Erik M. Epp and Kallie Doeden (St. Olaf College) investigated what aspects of green chemistry students recalled after a chemistry course where the curriculum involved green views and where traditional laboratories were replaced by green alternatives. Six students who were involved in undergraduate summer research were selected for interviews. These students had all had general chemistry; five had also completed organic chemistry, while only two had also completed analytical chemistry. Results showed a progression across courses in that the more courses a student had, the more green chemistry they noticed in previous and current courses. Methods for improving students' retention and ability to recognize and recall green chemistry were discussed.

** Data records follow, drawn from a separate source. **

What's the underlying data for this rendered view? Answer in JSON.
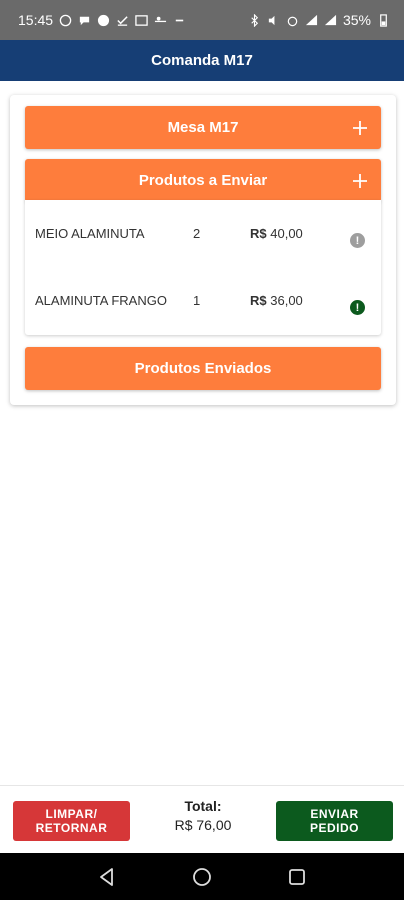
{
  "status_bar": {
    "time": "15:45",
    "battery": "35%"
  },
  "app_bar": {
    "title": "Comanda M17"
  },
  "sections": {
    "mesa": {
      "label": "Mesa M17",
      "icon": "plus-icon"
    },
    "to_send": {
      "label": "Produtos a Enviar",
      "icon": "plus-icon"
    },
    "sent": {
      "label": "Produtos Enviados"
    }
  },
  "products": [
    {
      "name": "MEIO ALAMINUTA",
      "qty": "2",
      "currency": "R$",
      "price": "40,00",
      "status_icon": "info-icon",
      "status_color": "#9e9e9e"
    },
    {
      "name": "ALAMINUTA FRANGO",
      "qty": "1",
      "currency": "R$",
      "price": "36,00",
      "status_icon": "info-icon",
      "status_color": "#0c5a1e"
    }
  ],
  "footer": {
    "clear_label_1": "LIMPAR/",
    "clear_label_2": "RETORNAR",
    "total_label": "Total:",
    "total_value": "R$ 76,00",
    "send_label_1": "ENVIAR",
    "send_label_2": "PEDIDO"
  },
  "colors": {
    "app_bar": "#163e75",
    "accent": "#fe7d3c",
    "clear_button": "#d63738",
    "send_button": "#0c5a1e"
  }
}
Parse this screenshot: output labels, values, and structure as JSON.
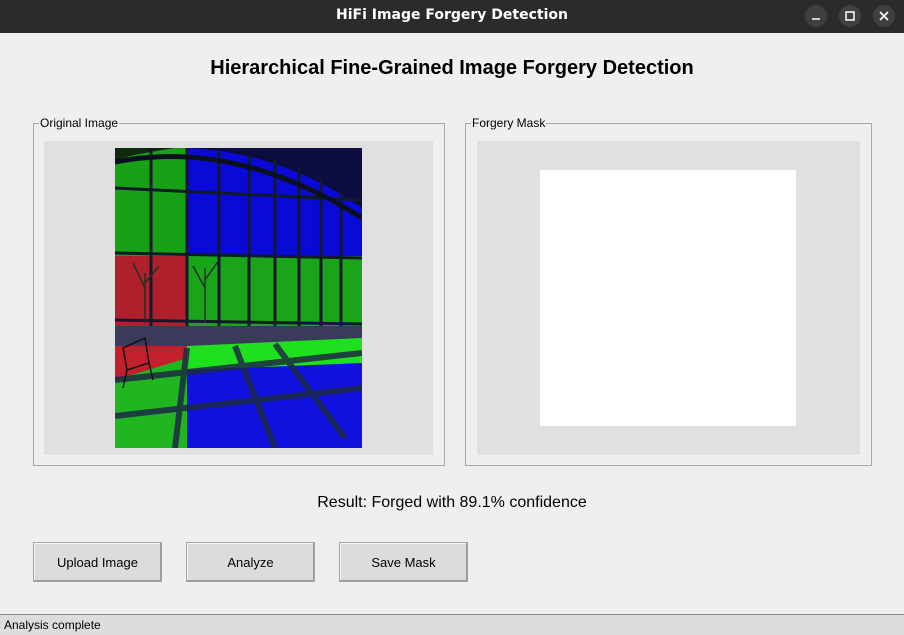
{
  "window": {
    "title": "HiFi Image Forgery Detection",
    "controls": [
      "minimize-icon",
      "maximize-icon",
      "close-icon"
    ]
  },
  "header": {
    "title": "Hierarchical Fine-Grained Image Forgery Detection"
  },
  "panels": {
    "original": {
      "label": "Original Image"
    },
    "mask": {
      "label": "Forgery Mask"
    }
  },
  "result": {
    "text": "Result: Forged with 89.1% confidence"
  },
  "buttons": {
    "upload": "Upload Image",
    "analyze": "Analyze",
    "save": "Save Mask"
  },
  "status": {
    "text": "Analysis complete"
  },
  "colors": {
    "titlebar": "#2b2b2b",
    "window_bg": "#efefef",
    "canvas_bg": "#e0e0e0",
    "mask_fill": "#ffffff",
    "overlay_red": "#c8202a",
    "overlay_green": "#22e022",
    "overlay_blue": "#1818f0"
  }
}
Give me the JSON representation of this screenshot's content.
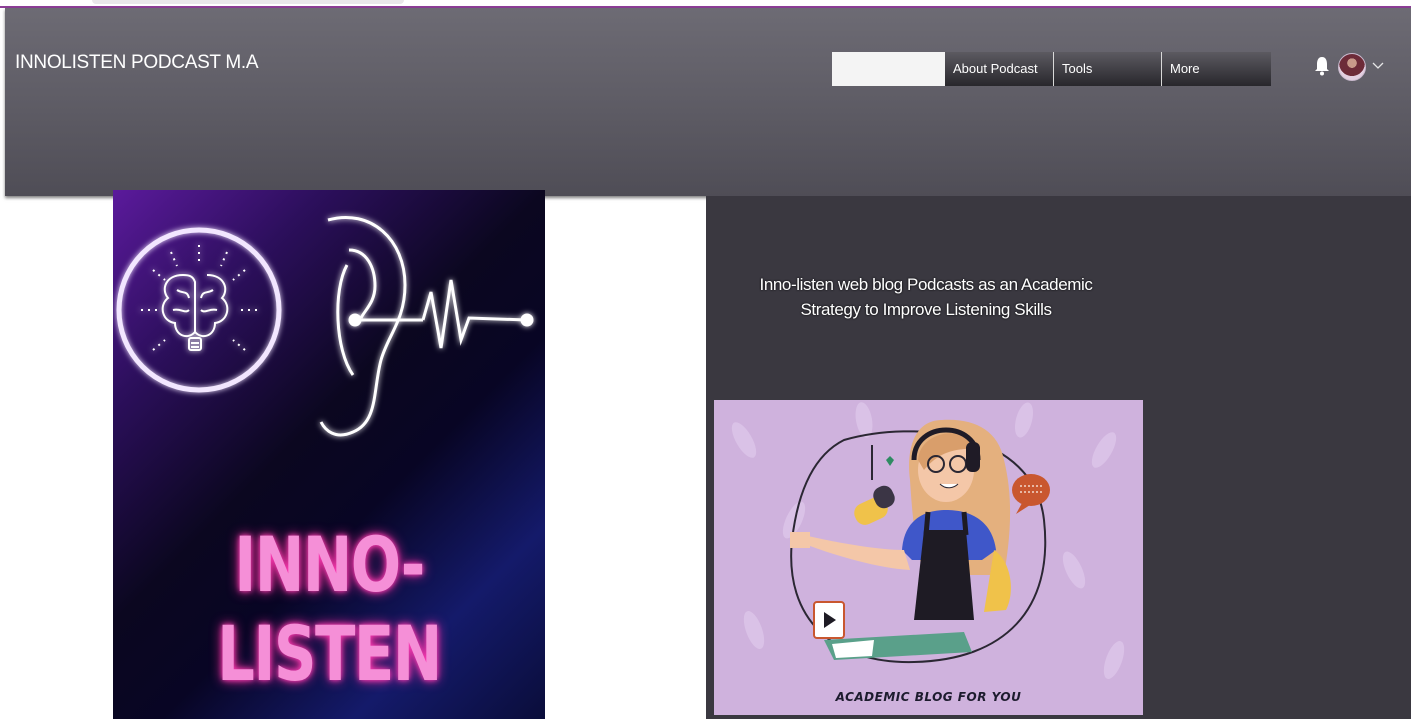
{
  "header": {
    "site_title": "INNOLISTEN PODCAST M.A",
    "nav": [
      {
        "label": "About Podcast"
      },
      {
        "label": "Tools"
      },
      {
        "label": "More"
      }
    ],
    "icons": [
      "bell-icon",
      "avatar",
      "chevron-down-icon"
    ]
  },
  "cover": {
    "title": "INNO- LISTEN",
    "icons": [
      "brain-lightbulb-icon",
      "ear-soundwave-icon"
    ]
  },
  "main": {
    "headline_line1": "Inno-listen web blog Podcasts as an Academic",
    "headline_line2": "Strategy to Improve Listening Skills",
    "blog_image_caption": "ACADEMIC BLOG FOR YOU"
  },
  "colors": {
    "header_bg": "#5d5b64",
    "panel_bg": "#3a3840",
    "accent_pink": "#f58fd7",
    "blog_bg": "#cfb2dd"
  }
}
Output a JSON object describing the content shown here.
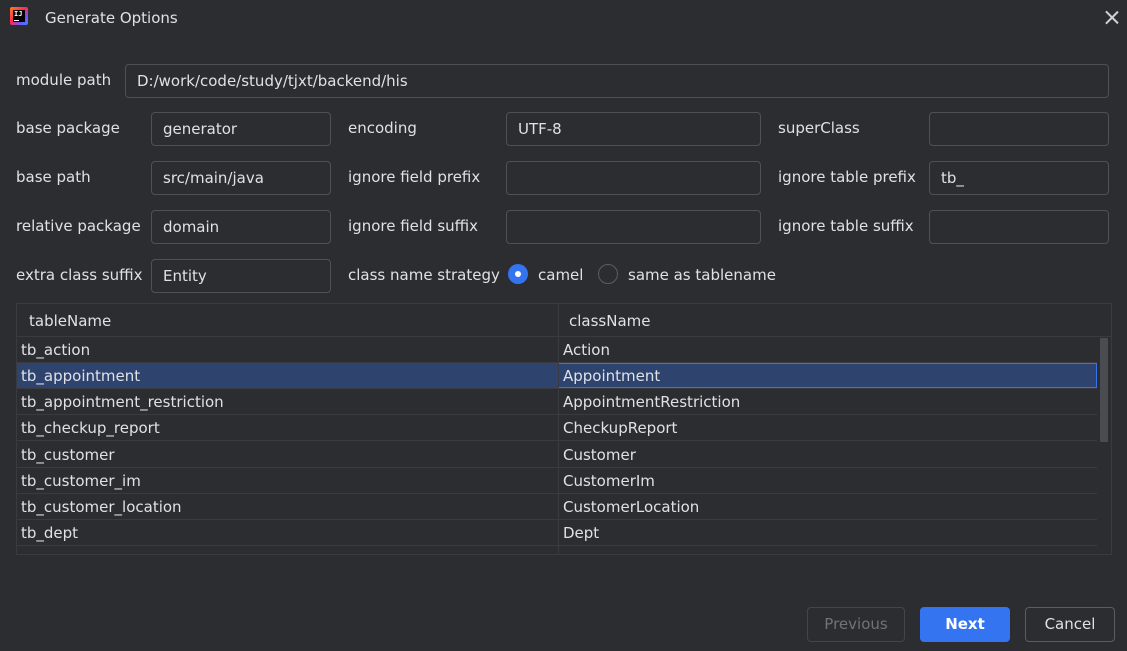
{
  "window": {
    "title": "Generate Options",
    "app_icon": "intellij-idea-icon",
    "app_icon_text": "IJ",
    "close_icon": "close-icon"
  },
  "form": {
    "module_path": {
      "label": "module path",
      "value": "D:/work/code/study/tjxt/backend/his"
    },
    "base_package": {
      "label": "base package",
      "value": "generator"
    },
    "encoding": {
      "label": "encoding",
      "value": "UTF-8"
    },
    "super_class": {
      "label": "superClass",
      "value": ""
    },
    "base_path": {
      "label": "base path",
      "value": "src/main/java"
    },
    "ignore_field_prefix": {
      "label": "ignore field prefix",
      "value": ""
    },
    "ignore_table_prefix": {
      "label": "ignore table prefix",
      "value": "tb_"
    },
    "relative_package": {
      "label": "relative package",
      "value": "domain"
    },
    "ignore_field_suffix": {
      "label": "ignore field suffix",
      "value": ""
    },
    "ignore_table_suffix": {
      "label": "ignore table suffix",
      "value": ""
    },
    "extra_class_suffix": {
      "label": "extra class suffix",
      "value": "Entity"
    },
    "class_name_strategy": {
      "label": "class name strategy",
      "options": [
        {
          "label": "camel",
          "selected": true
        },
        {
          "label": "same as tablename",
          "selected": false
        }
      ]
    }
  },
  "table": {
    "columns": [
      "tableName",
      "className"
    ],
    "rows": [
      {
        "tableName": "tb_action",
        "className": "Action",
        "selected": false
      },
      {
        "tableName": "tb_appointment",
        "className": "Appointment",
        "selected": true
      },
      {
        "tableName": "tb_appointment_restriction",
        "className": "AppointmentRestriction",
        "selected": false
      },
      {
        "tableName": "tb_checkup_report",
        "className": "CheckupReport",
        "selected": false
      },
      {
        "tableName": "tb_customer",
        "className": "Customer",
        "selected": false
      },
      {
        "tableName": "tb_customer_im",
        "className": "CustomerIm",
        "selected": false
      },
      {
        "tableName": "tb_customer_location",
        "className": "CustomerLocation",
        "selected": false
      },
      {
        "tableName": "tb_dept",
        "className": "Dept",
        "selected": false
      }
    ]
  },
  "buttons": {
    "previous": "Previous",
    "next": "Next",
    "cancel": "Cancel"
  },
  "colors": {
    "background": "#2b2d30",
    "accent": "#3574f0",
    "selection": "#2e436e",
    "border": "#4e5157"
  }
}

Cianán B. Russell (Georgia Institute of Technology) and Gabriela Weaver (Purdue University) discussed the evaluation of a research-based laboratory curriculum. The Center for Authentic Science Practice in Education (CASPiE) is a laboratory curriculum for general and organic chemistry; and was evaluated by surveying and interviewing students, peer leaders, teaching assistants, and teachers at 15 institutions. The best implementation practices for CASPiE included the method of student assignment to the course, access to advanced instrumentation, the course assignments, group size, and implementation of peer-led team learning.

Michael Dianovsky (University of Illinois at Chicago) describes how the use of journaling in a general education chemistry course for elementary education majors related to course outcomes, student metacognition, and student reflection. The journals were found to contain reflections on actions, prior knowledge, project ideas, text resources, classroom events, and monitoring of knowledge. An analysis found that content knowledge as measured by course grade had a positive correlation with the frequency of reflections on classroom events and monitoring knowledge, but a negative correlation with frequency of reflections on textbook resources.

The session concluded with a panel discussion where speakers addressed questions regarding their projects and questions regarding the process that resulted in invitations to submit to this symposium. This inaugural symposium was well received by the audience. The Chemical Education Research Committee will host a similar symposium at the 2012 BCCE.